Aujourd’hui, chacun suspecte son voisin de mieux utiliser les niches fiscales que lui, de moins payer d’impôts et ça finit par ruiner le consentement à l’impôt. C’est le statu quo qui est suicidaire! Notre réforme propose en quelque sorte d’inverser la charge de la preuve. Nous pensons qu’avec une réforme qui va baisser l’imposition directe de 97% des Français, et donc leur redonner du pouvoir d’achat, cela justifie d’être très ferme sur l’arrêt total des centaines de dispositifs «d’évasion fiscale légale» qui ont tué l’impôt sur le revenu. Si au terme de cette période les défenseurs de telle ou telle niche sont capables d’apporter la preuve, par des évaluations rigoureuses, que le rapport coût/bénéfice de leur dispositif est satisfaisant pour la société - ce qu’ils n’ont pas été aptes à prouver jusqu’à aujourd’hui - alors on pourra envisager de les réintroduire. Mais il faudra alors compenser le manque à gagner par une hausse du barème.

 

Le gouvernement veut réformer l’ISF (impôt sur la fortune) au motif qu’il vaut mieux taxer les revenus du patrimoine que sa possession. Qu’en pensez-vous?

 

D’abord, on vit dans une période où les patrimoines se portent extrêmement bien. Sur les vingt ou trente dernières années, les revenus du travail ont stagné, augmentant au maximum de 1 à 2% par an, tandis que ceux du patrimoine ont explosé. Aujourd’hui, la valorisation globale des patrimoines a retrouvé son niveau historique de la Belle Epoque.
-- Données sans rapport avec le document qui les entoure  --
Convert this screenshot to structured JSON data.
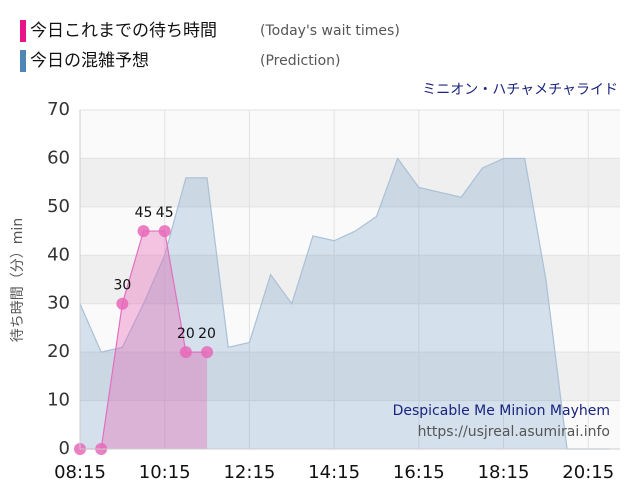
{
  "chart_data": {
    "type": "area",
    "title": "ミニオン・ハチャメチャライド",
    "annotations": [
      "Despicable Me Minion Mayhem",
      "https://usjreal.asumirai.info"
    ],
    "ylabel": "待ち時間（分）min",
    "xlim": [
      495,
      1260
    ],
    "ylim": [
      0,
      70
    ],
    "xticks": [
      {
        "value": 495,
        "label": "08:15"
      },
      {
        "value": 615,
        "label": "10:15"
      },
      {
        "value": 735,
        "label": "12:15"
      },
      {
        "value": 855,
        "label": "14:15"
      },
      {
        "value": 975,
        "label": "16:15"
      },
      {
        "value": 1095,
        "label": "18:15"
      },
      {
        "value": 1215,
        "label": "20:15"
      }
    ],
    "yticks": [
      0,
      10,
      20,
      30,
      40,
      50,
      60,
      70
    ],
    "grid": true,
    "series": [
      {
        "name": "今日これまでの待ち時間",
        "note": "(Today's wait times)",
        "color": "#e868b8",
        "x": [
          495,
          525,
          555,
          585,
          615,
          645,
          675
        ],
        "values": [
          0,
          0,
          30,
          45,
          45,
          20,
          20
        ]
      },
      {
        "name": "今日の混雑予想",
        "note": "(Prediction)",
        "color": "#4f86b5",
        "x": [
          495,
          525,
          555,
          585,
          615,
          645,
          675,
          705,
          735,
          765,
          795,
          825,
          855,
          885,
          915,
          945,
          975,
          1005,
          1035,
          1065,
          1095,
          1125,
          1155,
          1185,
          1215,
          1245
        ],
        "values": [
          30,
          20,
          21,
          30,
          40,
          56,
          56,
          21,
          22,
          36,
          30,
          44,
          43,
          45,
          48,
          60,
          54,
          53,
          52,
          58,
          60,
          60,
          35,
          0,
          0,
          0
        ]
      }
    ]
  }
}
Le problème de la droite, c’est qu’elle semble sincèrement convaincue que les gens riches paient trop d’impôts. Alors que ce n’est absolument pas le problème de la France : ce sont les classes populaires et moyennes qui en paient trop. Si on supprime l’ISF, je pense que ce sera regardé très négativement par l’histoire. Car c’est un de nos seuls impôts moderne et véritablement progressif. En réalité, cette pseudo réforme fiscale du patrimoine n’est qu’un alibi pour tenter de réparer cette colossale erreur qu’a été le bouclier fiscal.

 
Dans son projet, le PS propose lui aussi la fusion de la CSG et de l’impôt sur le revenu. Pourquoi alors être si sévère vis-à-vis de la gauche?

 

La gauche fait semblant d’avoir un programme en matière fiscale alors que je pense qu’elle n’en a pas réellement pour l’instant. Dire que l’on va faire un grand impôt progressif, comme la gauche le dit depuis un siècle, ce n’est pas un programme. Quand vous en restez à ce stade de généralités, ce n’est rien. Ce qui m’inquiète à gauche, c’est le consensus mou autour de ces questions. Plusieurs points clés n’ont pas été tranchés. Notamment la question de l’individualisation. Aujourd’hui, l’impôt sur le revenu est calculé au niveau du couple et la CSG au niveau de l’individu. On défend l’idée que c’est la CSG qui absorbe l’impôt sur le revenu et que donc c’est l’ensemble qui devient individuel. On a le droit d’être contre, c’est un choix de société, compliqué, mais c’est une des questions que le parti socialiste devra trancher s’il veut être crédible."